Gerimis Pertama

6 1 0
                                    

19 September, Gerimis Pertama.

Langkah kakimu begitu elok menerabas hujan. Meski sedemikian lebatnya, juga kesiur anginnya yang begitu tak bersahabat sore ini. Ujung jilbabmu berkibar, tangan kananmu menahannya agar tak terbuka, sementara tangan kirimu menjinjing kotak buku kedap air. Entahlah apa yang membuatmu nekat berbasah-basahan sore ini, aku hanya heran, tidak terlalu kuatir, toh tubuhmu terlindungi mantel hujan merah marun, meski tidak dengan kepalamu—jilbab merahmu basah. Ah, aku menjadi teringat akan perkataan orang-orang di kampungku, jika tetesan hujan mengenai ubun-ubunmu, kau akan jatuh sakit, entah demam, entah flu. Semoga saja tidak denganmu. Kuawasi terus punggungmu, hingga kau hilang dibelokan pertama.
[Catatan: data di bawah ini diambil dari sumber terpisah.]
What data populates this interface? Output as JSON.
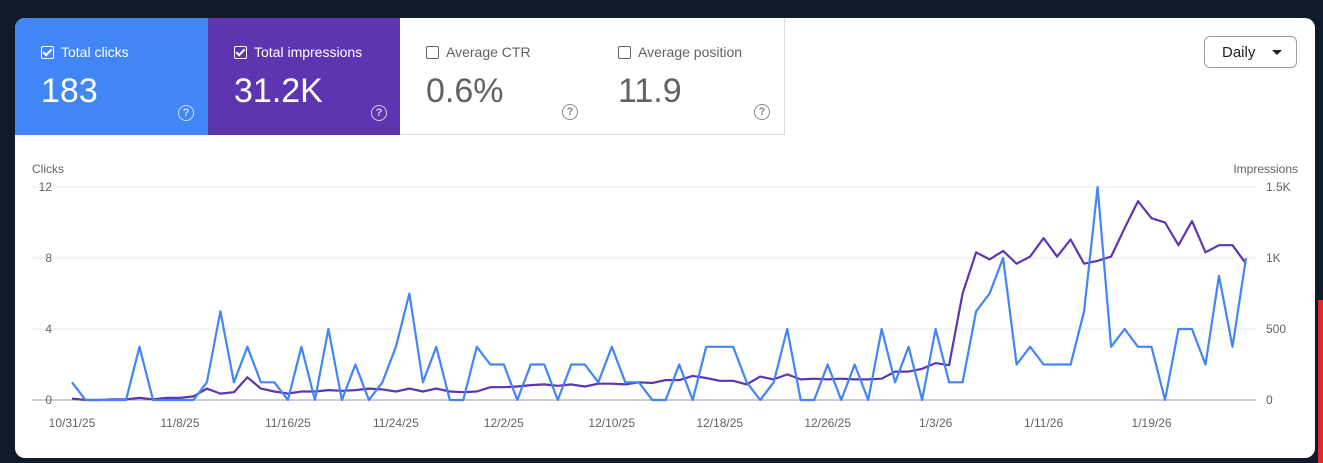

Hei, sudah maghrib rupanya, adzan sudah mulai berkumandang. Aku harus beranjak ke masjid kampus—satu-satunya yang paling dekat dengan tempatku berdiri. Seratus meter jauhnya, dan hujan masih saja turun, meski sekarang hanya gerimis. Yeah, hanya gerimis. Tapi jutaan kubik air itu tetap akan membasahi bajuku setiba di sana, dan aku tak ingin shalat dengan keadaan basah, tidak mengkhusyukkan.

Otakku berputar cepat. Sepertinya aku harus memutari gedung E ini untuk bisa sampai di sana. Satu-satunya cara paling aman dari tetes air, meski agak jauh. Sayup-sayup iqamah dikumandangkan, kupercepat langkah kakiku, jangan sampai aku menjadi makmum mashbuk.

Usai shalat maghrib berjamaah, hujan sudah reda. Menyisakan tetesan-tetesan kecil di daun pepohonan. Aku melipat sarung pinjaman masjid dan hendak meletakkannya di lemari ketika samar-samar melihat seorang gadis meneriaki beberapa anak yang berlarian untuk duduk ditempatnya semula. Memang tidak asing, setiap hari Rabu dan Jumat selalu ada TPA di masjid kampus. Pengajarnya pun para mahasiswa yang longgar waktnya dan secara sukarela. Tapi yang membuatku urung beranjak adalah, gadis itu adalah gadis yang tadi kuamati saat hujan.

Gadis bermantel merah marun.

Aku mendekat ke selasar masjid. Dari jarak dua meter, wajah itu terlihat jelas. Mata belo dengan bulu mata lentik dan alis tebal. Kuberanikan diri untuk menyapanya,

"Hei, permisi," suaraku terdengar sedikit grogi.

Gadis itu menoleh, sedikit memiringkan kepalanya. Bertanya ada apa.

"Eh, aku tadi melihatmu di depan gedung E. Kau mahasiswi disini?"

"Ya, psikologi," jawabnya datar.

Oh psikologi, gedung F. Ucapku dalam hati.

"Mengajar TPA ya?" sungguh pertanyaan bodoh. Tentusaja iya.

Gadis itu mengangguk.

"Aku Amir, anak manajemen," kuperkenalkan diriku.

"Amira," jawabnya lagi tanpa menoleh, matanya sibuk mengawasi iqra anak didiknya yang sedang menyetor bacaan.

Sungguh aku ingin terlonjak kebelakang saat mendengar namanya mirip dengan namaku.

Bingung hendak mengobrol apa lagi, aku akhirnya berpamitan pulang. Lagipula tak enak mengganggu konsentrasinya mengajar TPA. Yeah, barangkali esok lusa aku bisa bertemu dengannya lagi di kampus—secara tidak sengaja.

Gerimis telah reda, meninggalkan tetesan pada ujung daun, juga dingin yang berembus. Aku hampir lupa, ada satu makalah yang menunggu tuk kuselesaikan malam ini.